Это заставляет вспомнить Пушкина, первого поэта- мученика. Является ли он действительно основоположником русской поэзии, или Пушкин — лишь миф? Кем он был для вас?

Русская поэзия началась задолго до Пушкина. Она началась с Симеона Полоцкого, Ломоносова, Кантемира, Хераскова, Сумарокова, Державина, Батюшкова, Жуковского. Так что к тому времени, когда Пушкин появился на сцене, русская поэзия существовала уже на протяжении полутораста лет. Это уже была разработанная система, структура и т. д. Тем не менее поэтика или стилистика (я никогда не знаю, какое из этих слов употреблять), видимо, нуждалась в некоторой модернизации, в улучшении. Русская поэзия ко времени Пушкина уже была достаточно гармонизирована, она уже отошла от силлабической поэтики, то есть от силлабического стиха, который имел место в конце семнадцатого — начале восемнадцатого века. Уже господствовал силлабо-тонический стих, который тем не менее нес на себе нагрузку, какой-то силлабический мусор. Сам Пушкин и гармоническая школа, возникшая с ним, как бы очистили стих от этих метрически-архаических элементов и создали чрезвычайно Динамический, чрезвычайно гибкий русский стих, тот стих, которым мы пользуемся и сегодня. Разумеется, с этим процессом очищения, с этой модой было выплеснуто и изрядное количество младенца. Дело в том, что в этой шероховатости, неуклюжести таились свои собственные преимущества, потому что у читателя мысль задерживалась на сказанном. В то время как гармоническая школа настолько убыстрила или гармонизировала стих, что все в нем, любое слово, любая мысль, получает одинаковую окраску, всему уделяется одинаковое внимание, потому что метр чрезвычайно регулярный.

Это плохо?

Это, с моей точки зрения, не совсем хорошо, потому что все-таки стих время от времени следует задерживать — ну, замедлять, разрушать иногда. Если угодно, можно даже сказать, что всплеск модернизма, который произошел в начале двадцатого века, был в каком-то роде попыткой возврата или восстановления неких элементов, утраченных гармонической школой. Во всяком случае, он был в значительной степени реакцией на инфляцию гармонической школы, гармонической поэтики, которая доминировала в русской литературе на протяжении всего девятнадцатого века и которая нашла свое наивысшее воплощение в символизме.
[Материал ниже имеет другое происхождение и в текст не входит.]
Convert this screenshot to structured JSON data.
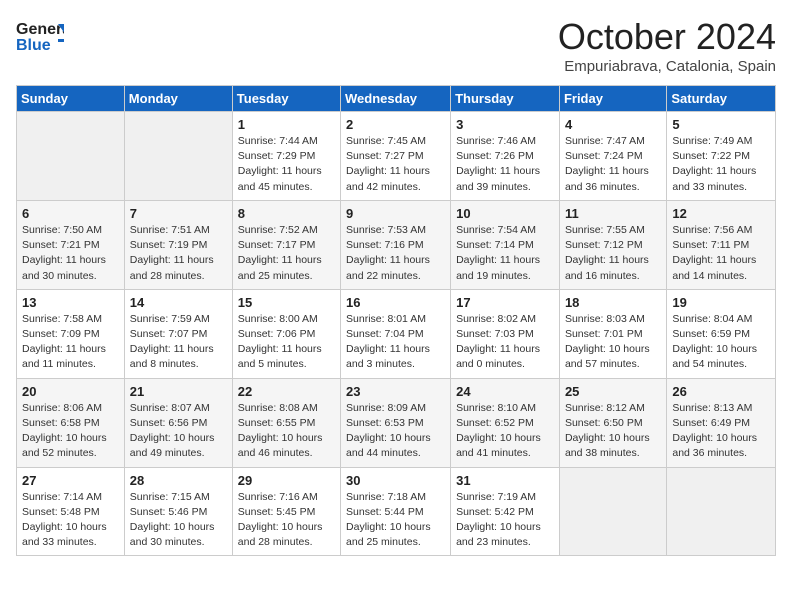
{
  "header": {
    "logo_general": "General",
    "logo_blue": "Blue",
    "month_title": "October 2024",
    "location": "Empuriabrava, Catalonia, Spain"
  },
  "days_of_week": [
    "Sunday",
    "Monday",
    "Tuesday",
    "Wednesday",
    "Thursday",
    "Friday",
    "Saturday"
  ],
  "weeks": [
    [
      {
        "day": "",
        "empty": true
      },
      {
        "day": "",
        "empty": true
      },
      {
        "day": "1",
        "sunrise": "7:44 AM",
        "sunset": "7:29 PM",
        "daylight": "11 hours and 45 minutes."
      },
      {
        "day": "2",
        "sunrise": "7:45 AM",
        "sunset": "7:27 PM",
        "daylight": "11 hours and 42 minutes."
      },
      {
        "day": "3",
        "sunrise": "7:46 AM",
        "sunset": "7:26 PM",
        "daylight": "11 hours and 39 minutes."
      },
      {
        "day": "4",
        "sunrise": "7:47 AM",
        "sunset": "7:24 PM",
        "daylight": "11 hours and 36 minutes."
      },
      {
        "day": "5",
        "sunrise": "7:49 AM",
        "sunset": "7:22 PM",
        "daylight": "11 hours and 33 minutes."
      }
    ],
    [
      {
        "day": "6",
        "sunrise": "7:50 AM",
        "sunset": "7:21 PM",
        "daylight": "11 hours and 30 minutes."
      },
      {
        "day": "7",
        "sunrise": "7:51 AM",
        "sunset": "7:19 PM",
        "daylight": "11 hours and 28 minutes."
      },
      {
        "day": "8",
        "sunrise": "7:52 AM",
        "sunset": "7:17 PM",
        "daylight": "11 hours and 25 minutes."
      },
      {
        "day": "9",
        "sunrise": "7:53 AM",
        "sunset": "7:16 PM",
        "daylight": "11 hours and 22 minutes."
      },
      {
        "day": "10",
        "sunrise": "7:54 AM",
        "sunset": "7:14 PM",
        "daylight": "11 hours and 19 minutes."
      },
      {
        "day": "11",
        "sunrise": "7:55 AM",
        "sunset": "7:12 PM",
        "daylight": "11 hours and 16 minutes."
      },
      {
        "day": "12",
        "sunrise": "7:56 AM",
        "sunset": "7:11 PM",
        "daylight": "11 hours and 14 minutes."
      }
    ],
    [
      {
        "day": "13",
        "sunrise": "7:58 AM",
        "sunset": "7:09 PM",
        "daylight": "11 hours and 11 minutes."
      },
      {
        "day": "14",
        "sunrise": "7:59 AM",
        "sunset": "7:07 PM",
        "daylight": "11 hours and 8 minutes."
      },
      {
        "day": "15",
        "sunrise": "8:00 AM",
        "sunset": "7:06 PM",
        "daylight": "11 hours and 5 minutes."
      },
      {
        "day": "16",
        "sunrise": "8:01 AM",
        "sunset": "7:04 PM",
        "daylight": "11 hours and 3 minutes."
      },
      {
        "day": "17",
        "sunrise": "8:02 AM",
        "sunset": "7:03 PM",
        "daylight": "11 hours and 0 minutes."
      },
      {
        "day": "18",
        "sunrise": "8:03 AM",
        "sunset": "7:01 PM",
        "daylight": "10 hours and 57 minutes."
      },
      {
        "day": "19",
        "sunrise": "8:04 AM",
        "sunset": "6:59 PM",
        "daylight": "10 hours and 54 minutes."
      }
    ],
    [
      {
        "day": "20",
        "sunrise": "8:06 AM",
        "sunset": "6:58 PM",
        "daylight": "10 hours and 52 minutes."
      },
      {
        "day": "21",
        "sunrise": "8:07 AM",
        "sunset": "6:56 PM",
        "daylight": "10 hours and 49 minutes."
      },
      {
        "day": "22",
        "sunrise": "8:08 AM",
        "sunset": "6:55 PM",
        "daylight": "10 hours and 46 minutes."
      },
      {
        "day": "23",
        "sunrise": "8:09 AM",
        "sunset": "6:53 PM",
        "daylight": "10 hours and 44 minutes."
      },
      {
        "day": "24",
        "sunrise": "8:10 AM",
        "sunset": "6:52 PM",
        "daylight": "10 hours and 41 minutes."
      },
      {
        "day": "25",
        "sunrise": "8:12 AM",
        "sunset": "6:50 PM",
        "daylight": "10 hours and 38 minutes."
      },
      {
        "day": "26",
        "sunrise": "8:13 AM",
        "sunset": "6:49 PM",
        "daylight": "10 hours and 36 minutes."
      }
    ],
    [
      {
        "day": "27",
        "sunrise": "7:14 AM",
        "sunset": "5:48 PM",
        "daylight": "10 hours and 33 minutes."
      },
      {
        "day": "28",
        "sunrise": "7:15 AM",
        "sunset": "5:46 PM",
        "daylight": "10 hours and 30 minutes."
      },
      {
        "day": "29",
        "sunrise": "7:16 AM",
        "sunset": "5:45 PM",
        "daylight": "10 hours and 28 minutes."
      },
      {
        "day": "30",
        "sunrise": "7:18 AM",
        "sunset": "5:44 PM",
        "daylight": "10 hours and 25 minutes."
      },
      {
        "day": "31",
        "sunrise": "7:19 AM",
        "sunset": "5:42 PM",
        "daylight": "10 hours and 23 minutes."
      },
      {
        "day": "",
        "empty": true
      },
      {
        "day": "",
        "empty": true
      }
    ]
  ]
}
То есть это была школа, стих которой читателю (по крайней мере сегодняшнему читателю) уже представляется в достаточной степени бессодержательным. Глад- копись достигла такой степени, что глаз почти не останавливался ни на чем. Упрекать за это Пушкина, безусловно, не приходится. Упрекать приходится только эпигонов, потому что в тот период, когда Пушкин появился на литературной арене, он выполнял роль чрезвычайно существенную, в некотором роде облагораживал язык. То есть не столько облагораживал, он его, как бы сказать, сглаживал, но одновременно тем самым делал его доступным чрезвычайно широкой читательской массе. Это уже был язык чрезвычайно светский, лишенный архаических оборотов, лексической архаики, язык благозвучный. То, что по-итальянски называется dolce stile nuovo[5] — это действительно dolce во многих отношениях. Этот стих чрезвычайно легко запоминается. Ты его впитываешь совершенно без всякого сопротивления.

А чем это объясняется?

Это объясняется известной гладкописью, но главным образом, я полагаю, это объясняется музыкальностью. Я просто пытаюсь объяснить техническую сторону успеха Пушкина как поэта и вообще успеха всей этой школы. Разумеется, когда мы говорим о поэтах, о поэзии, о чисто технической стороне говорить бессмысленно, потому что она сама по себе как бы не существует. Речь идет о содержании в первую очередь. Поэт — чрезвычайно сгущенное содержание. И привлекательность Пушкина заключается в том, что в гладкой форме у него есть это чрезвычайно сгущенное содержание. Для читателя не возникает ощутимого столкновения между формой и содержанием. Пушкин — это до известной степени равновесие. Отсюда определение Пушкина как классика. Что касается содержания Пушкина, то есть чисто дидактической стороны, я думаю, что он был конечно же совершенно замечательный поэт с совершенно замечательной очень глубокой психологией. Хотя рассматривать его как отдельную фигуру бессмысленно, потому что ни один поэт не существует вне своего литературного контекста. Пушкин невозможен без Батюшкова, так же как невозможен он без Баратынского и Вяземского. Мы говорим "Пушкин", но это колоссальное упрощение. Потому что, как правило, нам всегда удобнее оперировать каким-то одним поэтом, ибо по-другому довольно сложно — это уже требует определенных познаний, надо знать все, что происходило вокруг. На мой взгляд, в том самом русле психологической поэзии, по крайней мере в смысле участия элементов психологического анализа в стихе, в стихотворении, Баратынский был куда более глубоким и значительным явлением, чем Пушкин. Тем не менее, я думаю, Баратынский без Пушкина невозможен, так же как и наоборот. Дело в том, что Баратынскому не нужно было писать роман в стихах, длинные поэмы, он мог оставаться лириком, оперировать в чрезвычайно ограниченных формах, потому что Пушкин выполнил всю эту большую работу. Так же как и Пушкину, в свою очередь, не нужно было особенно напрягаться в элегиях — он знал, что это делает Баратынский.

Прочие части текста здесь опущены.